Even so, we have doubts about the wisdom of these ideas. Will children really be amenable to repeating a year at the top of primary school – with all the boredom that is entailed in covering the same material again? Won't they be likely to truant or misbehave at the prospect of going over the same old ground – and this time, without their friends? We would argue that it would be better to rely on extra catch-up classes in secondary school.

The Tories' most radical proposals, however, centre on the education of disadvantaged pupils. The policy review recommends a premium of up to £6,000 a year be paid to schools to accept children from disadvantaged backgrounds – thus making the pupils a more attractive proposition to the heads of oversubscribed schools.

In addition, it suggests that, if an authority is suffering from falling pupil numbers, it should consider as a first option closing inner-city schools and bussing the pupils out to those in the suburbs with declinging numbers.
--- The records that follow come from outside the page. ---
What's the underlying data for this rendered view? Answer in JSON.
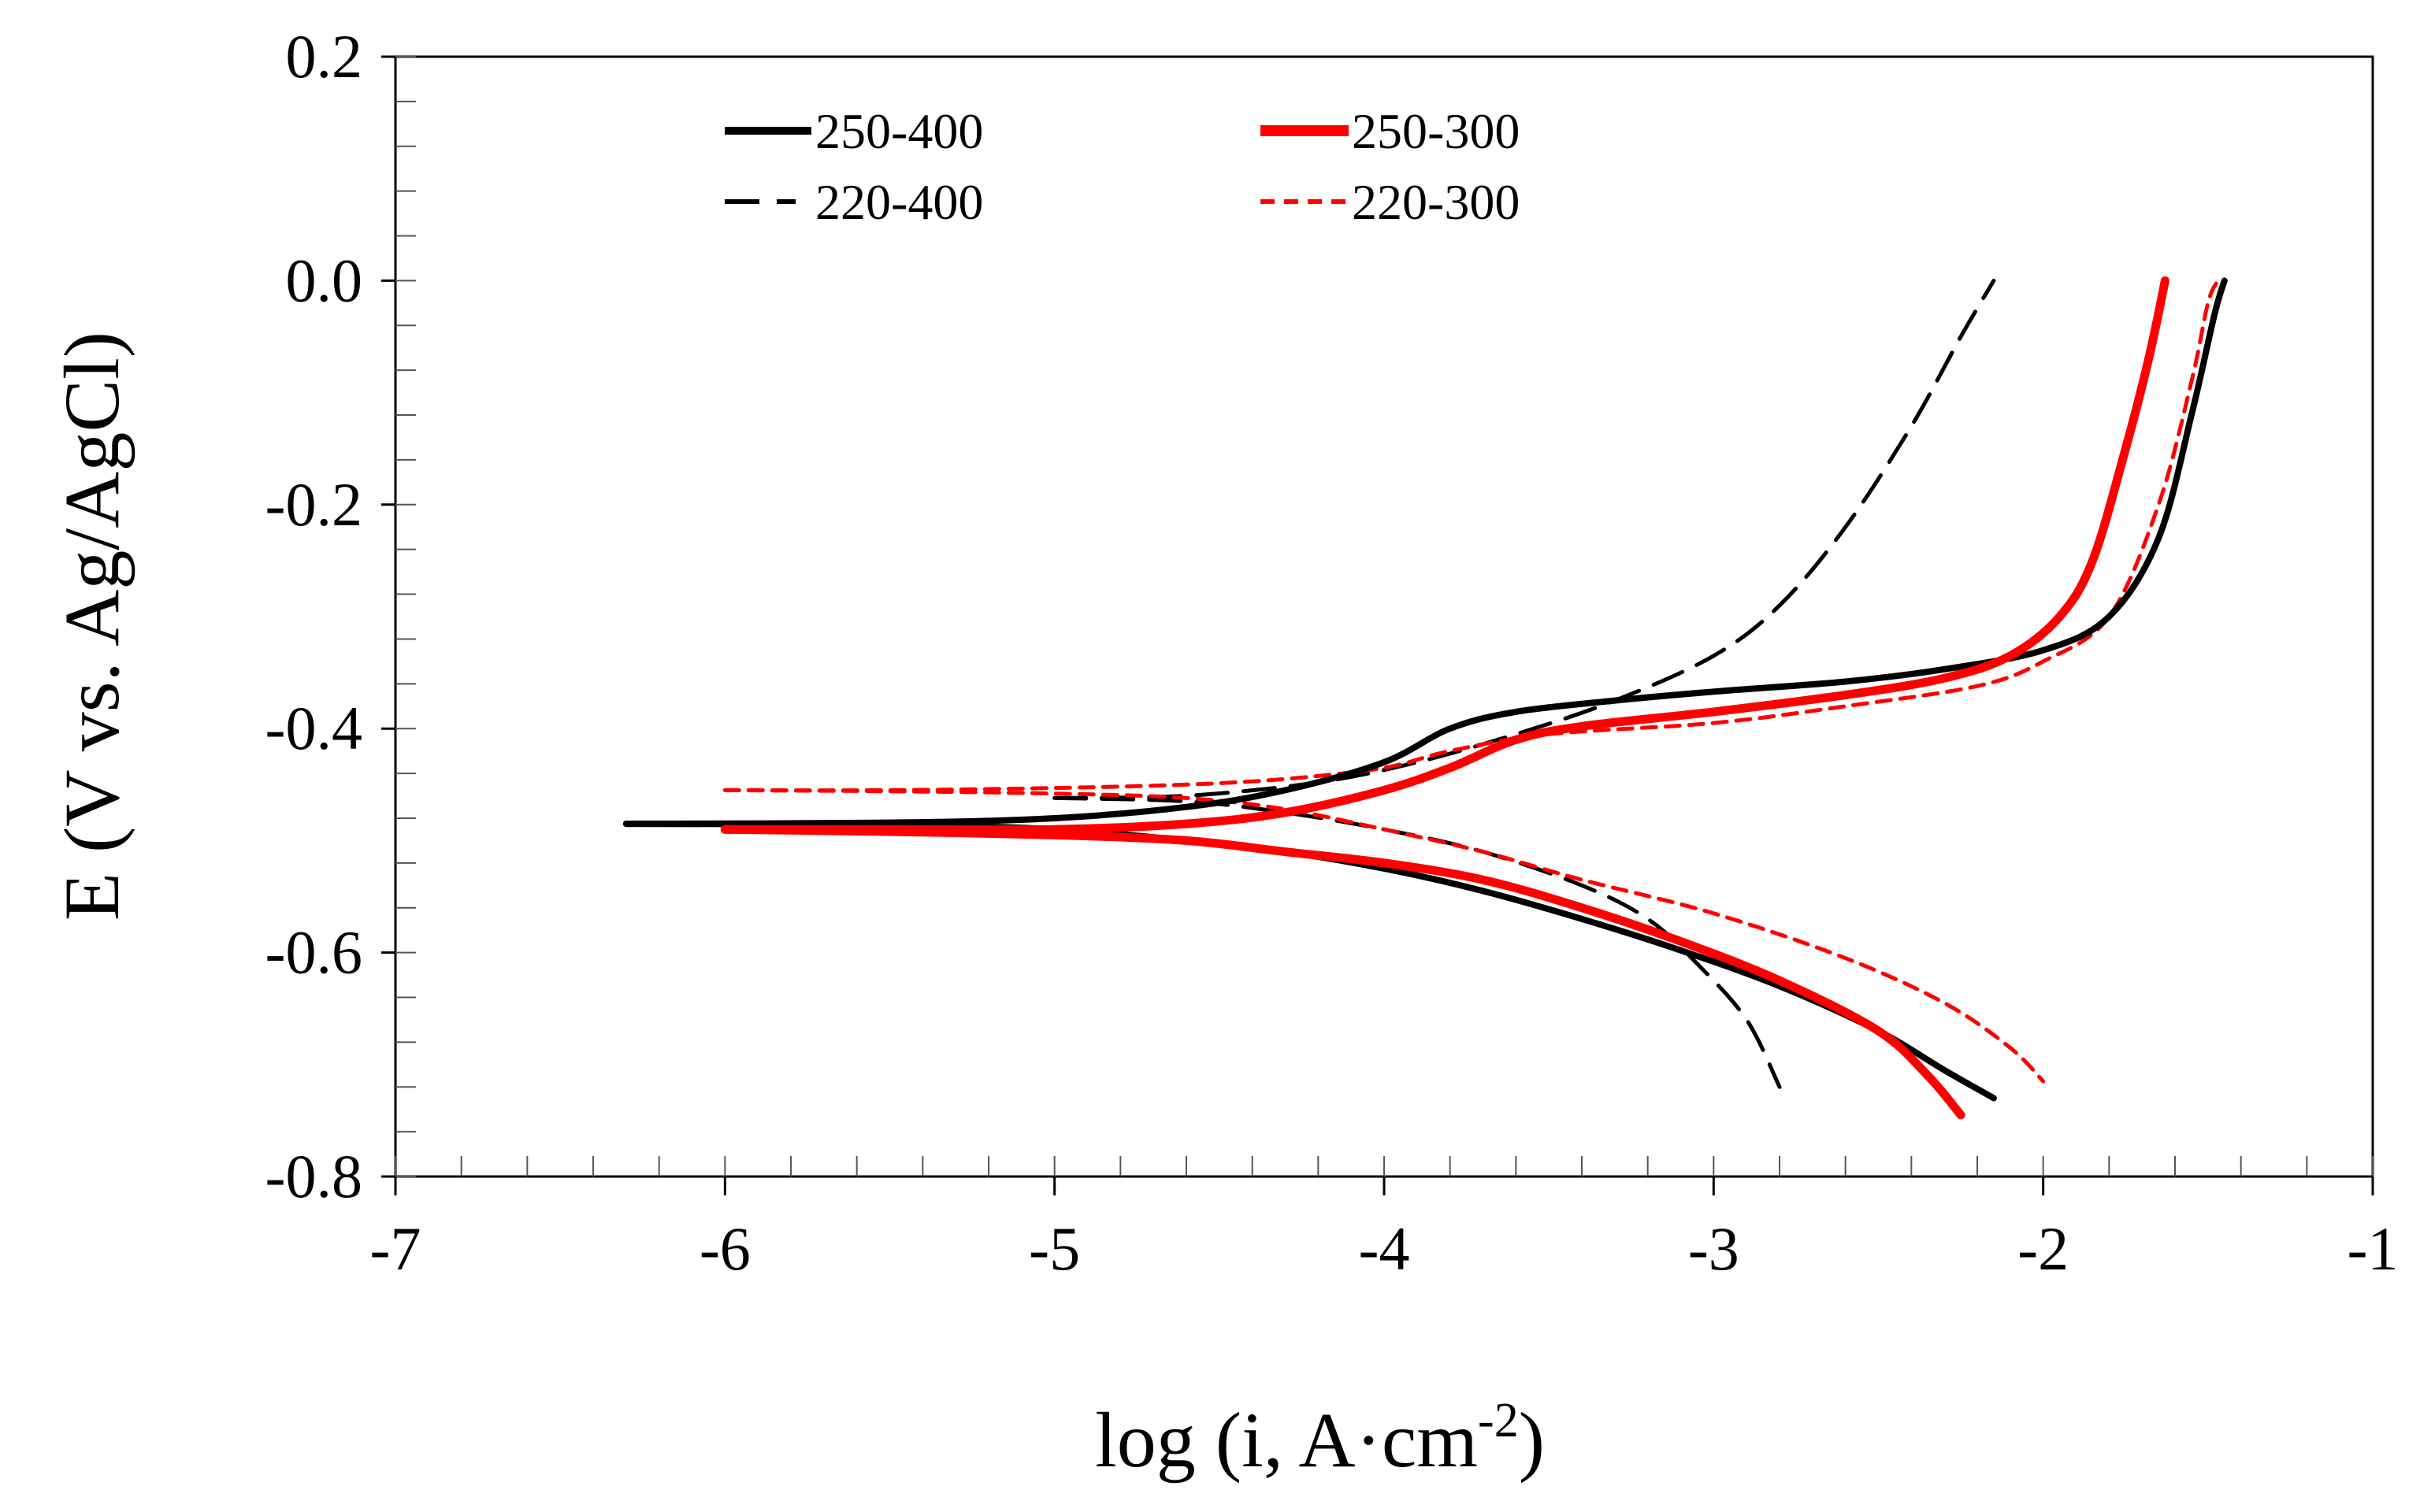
{
  "chart_data": {
    "type": "line",
    "title": "",
    "xlabel": "log (i, A·cm",
    "xlabel_sup": "-2",
    "xlabel_close": ")",
    "ylabel": "E (V vs. Ag/AgCl)",
    "xlim": [
      -7,
      -1
    ],
    "ylim": [
      -0.8,
      0.2
    ],
    "xticks": [
      -7,
      -6,
      -5,
      -4,
      -3,
      -2,
      -1
    ],
    "xtick_labels": [
      "-7",
      "-6",
      "-5",
      "-4",
      "-3",
      "-2",
      "-1"
    ],
    "yticks": [
      0.2,
      0.0,
      -0.2,
      -0.4,
      -0.6,
      -0.8
    ],
    "ytick_labels": [
      "0.2",
      "0.0",
      "-0.2",
      "-0.4",
      "-0.6",
      "-0.8"
    ],
    "grid": false,
    "legend_position": "top-center",
    "series": [
      {
        "name": "250-400",
        "color": "#000000",
        "style": "solid",
        "anodic": [
          [
            -6.3,
            -0.485
          ],
          [
            -5.5,
            -0.484
          ],
          [
            -5.0,
            -0.48
          ],
          [
            -4.6,
            -0.47
          ],
          [
            -4.3,
            -0.455
          ],
          [
            -4.0,
            -0.43
          ],
          [
            -3.8,
            -0.4
          ],
          [
            -3.6,
            -0.385
          ],
          [
            -3.3,
            -0.375
          ],
          [
            -3.0,
            -0.367
          ],
          [
            -2.6,
            -0.358
          ],
          [
            -2.3,
            -0.347
          ],
          [
            -2.0,
            -0.33
          ],
          [
            -1.8,
            -0.3
          ],
          [
            -1.65,
            -0.23
          ],
          [
            -1.55,
            -0.12
          ],
          [
            -1.48,
            -0.03
          ],
          [
            -1.45,
            0.0
          ]
        ],
        "cathodic": [
          [
            -6.3,
            -0.485
          ],
          [
            -5.5,
            -0.486
          ],
          [
            -5.0,
            -0.49
          ],
          [
            -4.6,
            -0.5
          ],
          [
            -4.3,
            -0.51
          ],
          [
            -4.0,
            -0.525
          ],
          [
            -3.7,
            -0.545
          ],
          [
            -3.4,
            -0.57
          ],
          [
            -3.1,
            -0.598
          ],
          [
            -2.8,
            -0.63
          ],
          [
            -2.5,
            -0.67
          ],
          [
            -2.3,
            -0.705
          ],
          [
            -2.15,
            -0.73
          ]
        ]
      },
      {
        "name": "250-300",
        "color": "#ff0000",
        "style": "solid",
        "anodic": [
          [
            -6.0,
            -0.49
          ],
          [
            -5.5,
            -0.49
          ],
          [
            -5.0,
            -0.49
          ],
          [
            -4.6,
            -0.485
          ],
          [
            -4.3,
            -0.475
          ],
          [
            -4.0,
            -0.455
          ],
          [
            -3.8,
            -0.435
          ],
          [
            -3.6,
            -0.41
          ],
          [
            -3.4,
            -0.398
          ],
          [
            -3.0,
            -0.385
          ],
          [
            -2.6,
            -0.37
          ],
          [
            -2.3,
            -0.355
          ],
          [
            -2.1,
            -0.335
          ],
          [
            -1.95,
            -0.3
          ],
          [
            -1.85,
            -0.25
          ],
          [
            -1.75,
            -0.15
          ],
          [
            -1.68,
            -0.07
          ],
          [
            -1.63,
            0.0
          ]
        ],
        "cathodic": [
          [
            -6.0,
            -0.49
          ],
          [
            -5.5,
            -0.492
          ],
          [
            -5.0,
            -0.495
          ],
          [
            -4.6,
            -0.5
          ],
          [
            -4.3,
            -0.51
          ],
          [
            -4.0,
            -0.52
          ],
          [
            -3.7,
            -0.535
          ],
          [
            -3.4,
            -0.56
          ],
          [
            -3.1,
            -0.59
          ],
          [
            -2.8,
            -0.625
          ],
          [
            -2.5,
            -0.67
          ],
          [
            -2.35,
            -0.71
          ],
          [
            -2.25,
            -0.745
          ]
        ]
      },
      {
        "name": "220-400",
        "color": "#000000",
        "style": "dashed-long",
        "anodic": [
          [
            -5.0,
            -0.462
          ],
          [
            -4.6,
            -0.46
          ],
          [
            -4.2,
            -0.448
          ],
          [
            -3.9,
            -0.43
          ],
          [
            -3.6,
            -0.405
          ],
          [
            -3.3,
            -0.375
          ],
          [
            -3.0,
            -0.335
          ],
          [
            -2.8,
            -0.29
          ],
          [
            -2.6,
            -0.22
          ],
          [
            -2.4,
            -0.13
          ],
          [
            -2.25,
            -0.05
          ],
          [
            -2.15,
            0.0
          ]
        ],
        "cathodic": [
          [
            -5.0,
            -0.462
          ],
          [
            -4.6,
            -0.465
          ],
          [
            -4.3,
            -0.475
          ],
          [
            -4.0,
            -0.49
          ],
          [
            -3.7,
            -0.51
          ],
          [
            -3.4,
            -0.54
          ],
          [
            -3.2,
            -0.57
          ],
          [
            -3.05,
            -0.61
          ],
          [
            -2.9,
            -0.66
          ],
          [
            -2.8,
            -0.72
          ]
        ]
      },
      {
        "name": "220-300",
        "color": "#ff0000",
        "style": "dashed-short",
        "anodic": [
          [
            -6.0,
            -0.455
          ],
          [
            -5.5,
            -0.455
          ],
          [
            -5.0,
            -0.453
          ],
          [
            -4.6,
            -0.45
          ],
          [
            -4.3,
            -0.445
          ],
          [
            -4.0,
            -0.435
          ],
          [
            -3.8,
            -0.42
          ],
          [
            -3.5,
            -0.405
          ],
          [
            -3.0,
            -0.395
          ],
          [
            -2.6,
            -0.38
          ],
          [
            -2.2,
            -0.362
          ],
          [
            -2.0,
            -0.34
          ],
          [
            -1.8,
            -0.3
          ],
          [
            -1.65,
            -0.2
          ],
          [
            -1.55,
            -0.09
          ],
          [
            -1.5,
            -0.02
          ],
          [
            -1.47,
            0.0
          ]
        ],
        "cathodic": [
          [
            -6.0,
            -0.455
          ],
          [
            -5.5,
            -0.456
          ],
          [
            -5.0,
            -0.458
          ],
          [
            -4.6,
            -0.462
          ],
          [
            -4.3,
            -0.472
          ],
          [
            -4.0,
            -0.49
          ],
          [
            -3.7,
            -0.51
          ],
          [
            -3.4,
            -0.535
          ],
          [
            -3.0,
            -0.565
          ],
          [
            -2.6,
            -0.605
          ],
          [
            -2.3,
            -0.645
          ],
          [
            -2.1,
            -0.685
          ],
          [
            -2.0,
            -0.715
          ]
        ]
      }
    ]
  }
}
According to Dame Pauline, too often authorities believe that it is easier to opt for closing smaller schools in the suburbs. How these proposals sit with offering parents choice in their child's schooling is not immediately clear. But this is something that David Cameron will have to address when he decides which of the recommendations to adopt.

He may have an easier time with a proposal to abolish appeals panels on exclusions – although he would do well to consider this carefully, because it would force more parents to take legal action against schools, which could end up being costly. If he wants to move away from traditional Conservative ground and prove to the world that he is keen to tackle poverty, backing the premium for schools taking disadvantaged pupils would be a start.